When I was in grade school I idolized Jim Davis, the artist behind Garfield. I read every Garfield strip and watched every Garfield cartoon (I still love the Christmas Special!). This led me to create my own comic strip character, a turtle named Aford. I started drawing comic strips and assembling them into a home-made, stapled-together, best-that-I-could-do book that I would give to my parents for Christmas each year. This went on for as long as I can remember…and I am sure my mother still has the original comic strip books laying around her house somewhere. I dreamed of one day having my comic strip in my hometown newspaper, The Maryland Gazette…a local paper that came out every Wednesday and Saturday with a readership in the six digits.

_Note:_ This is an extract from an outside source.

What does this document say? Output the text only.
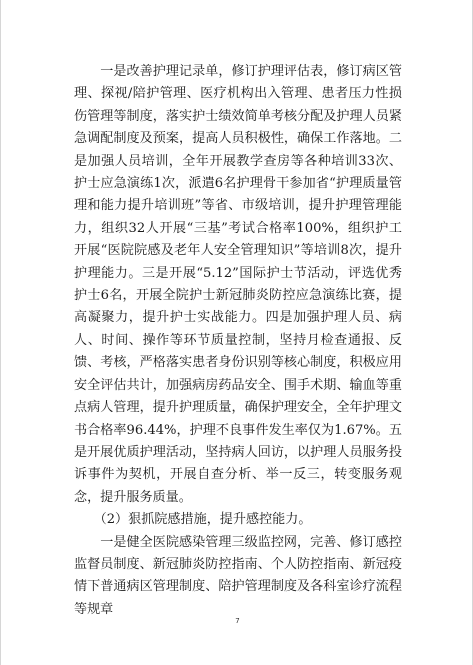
　　一是改善护理记录单，修订护理评估表，修订病区管理、探视/陪护管理、医疗机构出入管理、患者压力性损伤管理等制度，落实护士绩效简单考核分配及护理人员紧急调配制度及预案，提高人员积极性，确保工作落地。二是加强人员培训，全年开展教学查房等各种培训33次、护士应急演练1次，派遣6名护理骨干参加省“护理质量管理和能力提升培训班”等省、市级培训，提升护理管理能力，组织32人开展“三基”考试合格率100%，组织护工开展“医院院感及老年人安全管理知识”等培训8次，提升护理能力。三是开展“5.12”国际护士节活动，评选优秀护士6名，开展全院护士新冠肺炎防控应急演练比赛，提高凝聚力，提升护士实战能力。四是加强护理人员、病人、时间、操作等环节质量控制，坚持月检查通报、反馈、考核，严格落实患者身份识别等核心制度，积极应用安全评估共计，加强病房药品安全、围手术期、输血等重点病人管理，提升护理质量，确保护理安全，全年护理文书合格率96.44%，护理不良事件发生率仅为1.67%。五是开展优质护理活动，坚持病人回访，以护理人员服务投诉事件为契机，开展自查分析、举一反三，转变服务观念，提升服务质量。

　　（2）狠抓院感措施，提升感控能力。

　　一是健全医院感染管理三级监控网，完善、修订感控监督员制度、新冠肺炎防控指南、个人防控指南、新冠疫情下普通病区管理制度、陪护管理制度及各科室诊疗流程等规章

7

As I grew up and entered college, I took the comic strip to the next level. The internet was just about to explode during this time (1998-2002) and I wanted to try to use this new media to promote my work. I tried to draw one or two comic strips a week and post them online. I spent many of my free hours scouring the internet looking for ways to promote Aford. I exchanged links with other comic strip websites, allowed reptile-related sites to display my comic strip for free on their site, and listed my website anywhere I could for free. Over time the popularity of the comic strip grew and grew until the point I started receiving fan mail by way of email from kids telling me how much they enjoyed my work. I still cherish those messages from aspiring artists.
Trying for Syndication
As Aford gained fans, I increased the output. I decided in 2002 to start drawing the comic strip more frequently…4-5 times a week. The ultimate goal of any comic strip artist is syndication. This means a distributor takes care of getting your comic strip into many newspapers and periodicals as possible…and you get paid. It really is a shot in the dark as there is limited space in the papers and so many talented artists out there trying to sell their own comic strips. I tried many times to get syndicated sending in packets by mail every few months. Time and time again I was rejected, as I expected…but I had a side plan. I decided to self-syndicate, which means I would approach the newspapers individually and sell them my strip.
I sent tons of emails, hundreds probably, to different newspaper editors. Many were received with no response, others with “not interested”, but I did gain the interest of a few. Over time I was able to get Aford in 8-10 newspapers across the country…including The Maryland Gazette (my childhood dream). I even received a very small payment from some of them. To me, it was not about the money though. It was about seeing my artwork in print and knowing many others were seeing and enjoying my work. There was great satisfaction in knowing I was entertaining a small audience and perhaps brightening their day in one way or another through Aford.
Ending the Strip
Well overtime my focus gradually began to shift to my full-time work. I started focusing on my job as a graphic / web designer and that pulled time away from the comic strip. I got married, had my first child, started up a profitable business with my brother and ultimately decided to end the comic strip in 2006. I still keep the website for the comic strip up and running (see below) and reflect fondly on all I accomplished with Aford. It helped refine my discipline and creativity as an artist and gave my unique sense of humor an outlet.
It even helped me get my first full-time job as a graphic designer.
In 2002, I graduated college and was looking for my first full-time job…a major milestone in any designer’s career. I had applied to Erickson (a very large national active retirement community developer) for a graphic design position. I went through a first round of interviews, and was invited in for a second with the VP of Marketing. I remember the last question he asked me…it was something like, “Being a designer for us, you will be creating daily publications and marketing materials with the same subject material…retirees and active senior living. How can you assure us you will be able to continually come up with new ideas and creative approaches?”. I thought for a moment, and answered, “Well sir, I have been authoring and drawing a weekly comic strip for years dealing with the same characters and I am always coming up with new ideas for them…so I am confident I will be able to do the same for Erickson.”
He smiled and said, “Good answer. Good answer.” I was offered the job the next day.